Recruiter leads by example for athletes

Pat Hickey


Figuring out the recipe to Mike Hillyard’s success is as simple as his recruiting pitch to prospective student-athletes.

Expectations from the 16-time Great Lakes Valley Conference cross country coach of the year are demanding but essential for success in a survival of the fittest world.

“The last thing I tell every recruit is ‘you’re going to have to love to compete,’” Hillyard said. “I think they come for the structure and stick around for the success and the relationships built during that success.”
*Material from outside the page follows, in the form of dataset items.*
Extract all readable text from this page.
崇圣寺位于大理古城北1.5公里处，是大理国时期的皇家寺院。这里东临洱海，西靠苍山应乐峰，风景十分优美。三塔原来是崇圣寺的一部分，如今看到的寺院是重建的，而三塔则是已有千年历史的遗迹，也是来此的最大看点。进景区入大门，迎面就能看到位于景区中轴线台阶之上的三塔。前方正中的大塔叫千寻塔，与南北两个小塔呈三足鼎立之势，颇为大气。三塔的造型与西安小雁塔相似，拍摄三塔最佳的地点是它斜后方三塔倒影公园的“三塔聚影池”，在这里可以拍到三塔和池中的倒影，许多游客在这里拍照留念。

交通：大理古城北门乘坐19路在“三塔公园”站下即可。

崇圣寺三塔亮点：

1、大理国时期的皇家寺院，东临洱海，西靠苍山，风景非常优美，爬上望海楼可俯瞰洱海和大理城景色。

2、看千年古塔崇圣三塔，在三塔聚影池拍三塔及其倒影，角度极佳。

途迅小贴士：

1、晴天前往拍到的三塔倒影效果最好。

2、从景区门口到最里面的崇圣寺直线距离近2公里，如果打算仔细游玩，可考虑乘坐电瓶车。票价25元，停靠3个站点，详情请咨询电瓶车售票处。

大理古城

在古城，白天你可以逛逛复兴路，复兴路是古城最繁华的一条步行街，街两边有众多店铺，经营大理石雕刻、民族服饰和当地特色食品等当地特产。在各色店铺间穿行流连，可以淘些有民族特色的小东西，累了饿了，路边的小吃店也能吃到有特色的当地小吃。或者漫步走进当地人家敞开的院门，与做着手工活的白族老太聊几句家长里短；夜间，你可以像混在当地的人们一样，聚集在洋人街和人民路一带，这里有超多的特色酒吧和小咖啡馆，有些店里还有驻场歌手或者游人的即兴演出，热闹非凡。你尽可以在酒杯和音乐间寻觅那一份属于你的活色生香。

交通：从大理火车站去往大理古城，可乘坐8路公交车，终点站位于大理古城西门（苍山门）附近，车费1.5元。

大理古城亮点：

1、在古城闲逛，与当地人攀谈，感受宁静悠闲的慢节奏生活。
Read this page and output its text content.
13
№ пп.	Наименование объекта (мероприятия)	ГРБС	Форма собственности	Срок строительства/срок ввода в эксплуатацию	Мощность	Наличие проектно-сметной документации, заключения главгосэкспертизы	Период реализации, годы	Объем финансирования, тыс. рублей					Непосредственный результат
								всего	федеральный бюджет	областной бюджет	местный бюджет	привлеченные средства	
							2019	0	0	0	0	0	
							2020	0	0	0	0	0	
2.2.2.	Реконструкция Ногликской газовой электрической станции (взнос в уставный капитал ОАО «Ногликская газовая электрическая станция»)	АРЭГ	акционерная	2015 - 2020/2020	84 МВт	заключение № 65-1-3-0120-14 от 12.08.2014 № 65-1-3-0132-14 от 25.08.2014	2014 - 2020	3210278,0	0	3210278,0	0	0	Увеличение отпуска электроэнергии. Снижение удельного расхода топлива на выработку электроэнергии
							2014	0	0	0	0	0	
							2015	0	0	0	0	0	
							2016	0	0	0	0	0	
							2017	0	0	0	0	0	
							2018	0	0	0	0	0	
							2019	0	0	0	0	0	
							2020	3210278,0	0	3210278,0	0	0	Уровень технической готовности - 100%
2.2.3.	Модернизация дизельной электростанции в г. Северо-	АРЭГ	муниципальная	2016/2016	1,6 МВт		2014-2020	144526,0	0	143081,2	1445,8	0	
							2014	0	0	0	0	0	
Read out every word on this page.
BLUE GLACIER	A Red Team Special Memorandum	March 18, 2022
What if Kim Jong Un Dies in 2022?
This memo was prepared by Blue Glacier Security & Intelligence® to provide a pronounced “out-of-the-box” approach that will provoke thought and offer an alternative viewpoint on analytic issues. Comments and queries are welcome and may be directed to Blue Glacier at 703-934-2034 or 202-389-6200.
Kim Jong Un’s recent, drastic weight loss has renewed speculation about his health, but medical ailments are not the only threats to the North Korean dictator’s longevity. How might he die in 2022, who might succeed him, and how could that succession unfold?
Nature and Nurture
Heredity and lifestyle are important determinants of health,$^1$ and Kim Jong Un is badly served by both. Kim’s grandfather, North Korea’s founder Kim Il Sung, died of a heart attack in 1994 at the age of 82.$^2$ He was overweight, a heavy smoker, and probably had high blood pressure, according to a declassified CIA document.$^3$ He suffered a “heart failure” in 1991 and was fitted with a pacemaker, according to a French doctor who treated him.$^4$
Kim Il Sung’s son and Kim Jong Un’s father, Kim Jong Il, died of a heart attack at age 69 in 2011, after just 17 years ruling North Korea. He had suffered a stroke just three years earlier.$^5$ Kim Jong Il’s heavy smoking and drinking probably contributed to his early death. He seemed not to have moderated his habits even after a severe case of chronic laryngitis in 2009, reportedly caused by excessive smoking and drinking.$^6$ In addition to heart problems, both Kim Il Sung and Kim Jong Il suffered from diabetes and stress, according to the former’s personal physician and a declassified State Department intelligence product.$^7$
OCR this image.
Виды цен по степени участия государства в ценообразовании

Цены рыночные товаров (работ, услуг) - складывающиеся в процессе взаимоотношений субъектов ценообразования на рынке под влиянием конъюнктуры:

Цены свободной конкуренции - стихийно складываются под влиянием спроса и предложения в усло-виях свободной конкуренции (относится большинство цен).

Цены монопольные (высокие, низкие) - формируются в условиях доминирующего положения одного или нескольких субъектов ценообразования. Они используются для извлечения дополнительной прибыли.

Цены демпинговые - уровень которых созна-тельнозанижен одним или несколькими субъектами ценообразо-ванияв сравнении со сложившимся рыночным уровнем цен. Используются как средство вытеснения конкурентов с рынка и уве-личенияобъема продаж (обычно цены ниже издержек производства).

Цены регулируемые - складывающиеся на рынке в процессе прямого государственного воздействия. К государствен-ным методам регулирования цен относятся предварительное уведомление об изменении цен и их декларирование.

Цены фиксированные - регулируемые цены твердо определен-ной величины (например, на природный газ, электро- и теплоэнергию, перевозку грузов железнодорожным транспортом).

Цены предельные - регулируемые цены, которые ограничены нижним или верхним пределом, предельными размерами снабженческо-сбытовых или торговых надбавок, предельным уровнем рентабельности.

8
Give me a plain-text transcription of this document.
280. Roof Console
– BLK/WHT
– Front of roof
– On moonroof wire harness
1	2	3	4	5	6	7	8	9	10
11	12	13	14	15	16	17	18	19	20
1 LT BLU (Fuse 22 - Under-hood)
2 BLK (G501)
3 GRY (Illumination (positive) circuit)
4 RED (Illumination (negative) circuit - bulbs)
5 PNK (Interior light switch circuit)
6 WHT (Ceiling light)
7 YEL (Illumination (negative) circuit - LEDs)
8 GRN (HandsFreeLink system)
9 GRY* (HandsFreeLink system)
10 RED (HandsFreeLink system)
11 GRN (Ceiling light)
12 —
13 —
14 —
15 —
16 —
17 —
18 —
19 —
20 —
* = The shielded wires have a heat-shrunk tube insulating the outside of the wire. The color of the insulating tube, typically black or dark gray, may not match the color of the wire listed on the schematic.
It’s been said that collegiate athletes have to choose two between academics, athletics and a personal life. The decision seems obvious. But carrying it out is not as easy as it sounds.

Not all of Hillyard’s runners can immediately adapt to the regimen of “study, run, eat and sleep.” For some, it takes time.

Five-time All-American Michael Jordan struggled to keep up his grades early on in his career at USI. Jordan now serves as an assistant to Hillyard while earning his degree in nursing.

“He’ll never give up on you,” Jordan said. “One of the most important things he would always tell us was that it didn’t matter what we did for the three hours of training. What mattered was what we did the other 21 hours. It requires a lot of discipline that not all 18-year-olds are ready to deal with.”

Transitioning to such a lifestyle depends on many factors. Most can have a personal life in high school because the training isn’t as strenuous. Cross country runners log about 95-miles per week.

For sophomore Johnnie Guy, it also depended on size of the university and familiarity with his surroundings.

Guy originally ran cross country at Purdue, but he transferred to USI after his first semester to join forces with his brother, Josh. The transition has paid dividends for the No.7-ranked Eagles so far, as Guy recently turned in the top overall time at the Spartan Invitational on Sept. 13.

“We’re pretty close, so it’s cool,” Guy said. “It was a little weird not running with him (Josh) when I was at Purdue, so that did play a little bit of a part in me transferring. I think it’s cool having your brother on the line with you.”

USI will return to action at 8 a.m. on Saturday in Louisville, Ky., for the Greater Louisville Classic.